The Fact Selection Problem in LLM-Based Program Repair

Recent research has shown that incorporating bug-related facts, such as stack traces and GitHub issues, into prompts enhances the bug-fixing capabilities of large language models (LLMs). Considering the ever-increasing context window of these models, a critical question arises: what and how many facts should be included in prompts to maximise the chance of correctly fixing bugs? To answer this question, we conducted a large-scale study, employing over 19K prompts featuring various combinations of seven diverse facts to rectify 314 bugs from open-source Python projects within the BugsInPy benchmark. Our findings revealed that each fact, ranging from simple syntactic details like code context to semantic information previously unexplored in the context of LLMs such as angelic values, is beneficial. Specifically, each fact aids in fixing some bugs that would remain unresolved or only be fixed with a low success rate without it. Importantly, we discovered that the effectiveness of program repair prompts is non-monotonic over the number of used facts; using too many facts leads to subpar outcomes. These insights led us to define the fact selection problem: determining the optimal set of facts for inclusion in a prompt to maximise LLM's performance on a given task instance. We found that there is no one-size-fits-all set of facts for bug repair. Therefore, we developed a basic statistical model, named Maniple, which selects facts specific to a given bug to include in the prompt. This model significantly surpasses the performance of the best generic fact set. To underscore the significance of the fact selection problem, we benchmarked Maniple against the state-of-the-art zero-shot, non-conversational LLM-based bug repair methods. On our testing dataset of 157 bugs, Maniple repairs 88 bugs, 17% above the best configuration.

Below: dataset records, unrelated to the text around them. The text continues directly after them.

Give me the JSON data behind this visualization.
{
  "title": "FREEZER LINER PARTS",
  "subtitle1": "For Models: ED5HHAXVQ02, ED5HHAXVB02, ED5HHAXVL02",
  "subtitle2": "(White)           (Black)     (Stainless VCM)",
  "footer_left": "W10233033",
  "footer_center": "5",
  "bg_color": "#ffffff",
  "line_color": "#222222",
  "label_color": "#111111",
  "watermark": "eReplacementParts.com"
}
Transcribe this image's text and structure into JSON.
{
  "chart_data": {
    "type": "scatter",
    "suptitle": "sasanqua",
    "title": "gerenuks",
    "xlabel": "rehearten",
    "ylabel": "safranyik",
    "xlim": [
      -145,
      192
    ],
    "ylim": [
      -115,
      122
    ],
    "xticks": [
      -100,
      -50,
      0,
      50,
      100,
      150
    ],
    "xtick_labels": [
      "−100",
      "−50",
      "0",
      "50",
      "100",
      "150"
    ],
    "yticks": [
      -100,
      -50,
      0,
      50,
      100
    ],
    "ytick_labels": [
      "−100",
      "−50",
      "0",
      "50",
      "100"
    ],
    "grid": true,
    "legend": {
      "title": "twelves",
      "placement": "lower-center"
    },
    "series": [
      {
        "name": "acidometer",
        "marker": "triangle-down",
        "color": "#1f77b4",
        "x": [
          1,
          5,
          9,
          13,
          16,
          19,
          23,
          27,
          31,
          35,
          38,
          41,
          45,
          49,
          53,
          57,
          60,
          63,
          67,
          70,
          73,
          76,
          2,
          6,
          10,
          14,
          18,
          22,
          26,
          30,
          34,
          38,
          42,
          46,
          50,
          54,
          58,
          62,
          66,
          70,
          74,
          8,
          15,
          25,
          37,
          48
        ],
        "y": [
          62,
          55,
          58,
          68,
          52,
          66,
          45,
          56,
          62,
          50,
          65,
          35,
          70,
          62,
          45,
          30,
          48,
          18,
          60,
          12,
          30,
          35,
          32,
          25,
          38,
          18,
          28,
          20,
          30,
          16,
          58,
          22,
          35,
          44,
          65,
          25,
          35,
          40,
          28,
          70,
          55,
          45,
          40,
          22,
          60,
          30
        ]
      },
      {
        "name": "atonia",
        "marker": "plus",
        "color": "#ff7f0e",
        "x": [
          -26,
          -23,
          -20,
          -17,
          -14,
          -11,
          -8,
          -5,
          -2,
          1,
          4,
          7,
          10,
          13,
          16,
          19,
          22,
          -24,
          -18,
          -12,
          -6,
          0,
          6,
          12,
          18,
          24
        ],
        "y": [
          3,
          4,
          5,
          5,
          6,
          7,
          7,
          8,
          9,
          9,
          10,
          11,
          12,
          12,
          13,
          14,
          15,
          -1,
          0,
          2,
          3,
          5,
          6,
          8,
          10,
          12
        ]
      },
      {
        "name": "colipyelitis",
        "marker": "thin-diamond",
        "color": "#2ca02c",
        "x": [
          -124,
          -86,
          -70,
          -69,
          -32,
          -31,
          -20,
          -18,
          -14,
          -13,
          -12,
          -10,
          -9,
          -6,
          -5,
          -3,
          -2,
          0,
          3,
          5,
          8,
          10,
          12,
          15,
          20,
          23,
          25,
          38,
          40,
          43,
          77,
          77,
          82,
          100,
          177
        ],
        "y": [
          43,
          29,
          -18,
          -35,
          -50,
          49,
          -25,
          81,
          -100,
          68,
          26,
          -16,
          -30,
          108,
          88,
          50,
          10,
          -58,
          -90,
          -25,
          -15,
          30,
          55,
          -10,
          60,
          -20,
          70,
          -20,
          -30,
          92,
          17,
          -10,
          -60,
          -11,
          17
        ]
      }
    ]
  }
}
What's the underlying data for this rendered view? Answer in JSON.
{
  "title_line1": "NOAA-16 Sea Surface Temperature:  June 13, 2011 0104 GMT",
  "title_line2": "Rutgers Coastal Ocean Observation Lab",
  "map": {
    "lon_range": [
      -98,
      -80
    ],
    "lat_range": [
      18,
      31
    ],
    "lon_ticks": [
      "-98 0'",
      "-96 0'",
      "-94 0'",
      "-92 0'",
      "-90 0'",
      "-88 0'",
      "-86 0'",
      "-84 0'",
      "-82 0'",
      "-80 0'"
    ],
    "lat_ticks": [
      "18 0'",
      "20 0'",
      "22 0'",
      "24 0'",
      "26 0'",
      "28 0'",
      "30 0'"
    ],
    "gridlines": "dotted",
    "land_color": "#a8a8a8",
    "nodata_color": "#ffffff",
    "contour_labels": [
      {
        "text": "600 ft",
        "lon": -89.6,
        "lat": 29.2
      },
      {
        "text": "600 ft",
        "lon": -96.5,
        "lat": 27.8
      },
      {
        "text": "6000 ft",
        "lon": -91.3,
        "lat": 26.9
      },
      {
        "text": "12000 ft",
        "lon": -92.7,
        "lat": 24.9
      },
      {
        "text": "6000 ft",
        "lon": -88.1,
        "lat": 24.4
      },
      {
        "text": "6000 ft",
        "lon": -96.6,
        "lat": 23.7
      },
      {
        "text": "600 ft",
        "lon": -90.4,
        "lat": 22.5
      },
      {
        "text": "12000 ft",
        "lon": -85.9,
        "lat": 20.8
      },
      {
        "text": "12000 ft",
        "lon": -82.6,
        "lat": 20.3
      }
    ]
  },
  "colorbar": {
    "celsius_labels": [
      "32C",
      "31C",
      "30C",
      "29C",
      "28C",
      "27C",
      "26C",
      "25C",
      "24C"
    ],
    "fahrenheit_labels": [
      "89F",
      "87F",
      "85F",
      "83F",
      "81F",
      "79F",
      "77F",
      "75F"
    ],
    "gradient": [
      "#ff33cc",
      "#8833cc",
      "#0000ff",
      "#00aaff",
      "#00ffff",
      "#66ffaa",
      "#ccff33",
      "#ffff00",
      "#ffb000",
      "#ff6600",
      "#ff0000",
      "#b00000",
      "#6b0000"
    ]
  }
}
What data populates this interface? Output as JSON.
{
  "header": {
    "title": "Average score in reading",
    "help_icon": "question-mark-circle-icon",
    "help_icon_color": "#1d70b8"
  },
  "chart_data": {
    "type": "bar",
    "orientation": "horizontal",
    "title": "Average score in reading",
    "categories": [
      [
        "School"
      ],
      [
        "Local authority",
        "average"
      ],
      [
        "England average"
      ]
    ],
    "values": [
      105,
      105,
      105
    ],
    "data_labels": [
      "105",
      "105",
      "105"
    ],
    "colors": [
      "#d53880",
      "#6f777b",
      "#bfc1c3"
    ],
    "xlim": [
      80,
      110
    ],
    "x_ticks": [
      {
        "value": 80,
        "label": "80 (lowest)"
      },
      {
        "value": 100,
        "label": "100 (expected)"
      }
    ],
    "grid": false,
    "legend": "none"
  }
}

翻译：近期研究表明，将堆栈跟踪和GitHub问题等与错误相关的事实纳入提示词，能增强大语言模型（LLM）的缺陷修复能力。鉴于这些模型不断扩展的上下文窗口，一个关键问题随之产生：为最大限度提高正确修复错误的概率，提示词中应包含哪些事实及其数量？为解答该问题，我们开展了一项大规模研究，在BugsInPy基准测试中，针对开源Python项目的314个错误，采用包含七种不同事实的19,000余种提示组合进行修复实验。研究发现：从代码上下文等简单语法细节，到天使值等尚未在LLM领域探索的语义信息，每种事实均有助益——每种事实都能帮助修复某些若不包含该事实则无法修复或修复成功率低下的错误。更重要的是，我们发现程序修复提示词的有效性随使用事实数量呈非单调变化：使用过多事实反而会导致效果欠佳。基于这些发现，我们定义了事实选择问题：即为最大化LLM在特定任务实例中的性能，确定应纳入提示词的最优事实集合。研究表明，不存在适用于所有错误修复的通用事实集。为此，我们开发了名为Maniple的简易统计模型，可根据特定错误选择与其关联的事实纳入提示词。该模型显著超越了最优通用事实集的性能。为突出事实选择问题的关键性，我们将Maniple与当前最先进的零样本非对话式LLM缺陷修复方法进行对比测试。在包含157个错误的测试数据集中，Maniple成功修复88个错误，较最优配置提升17%。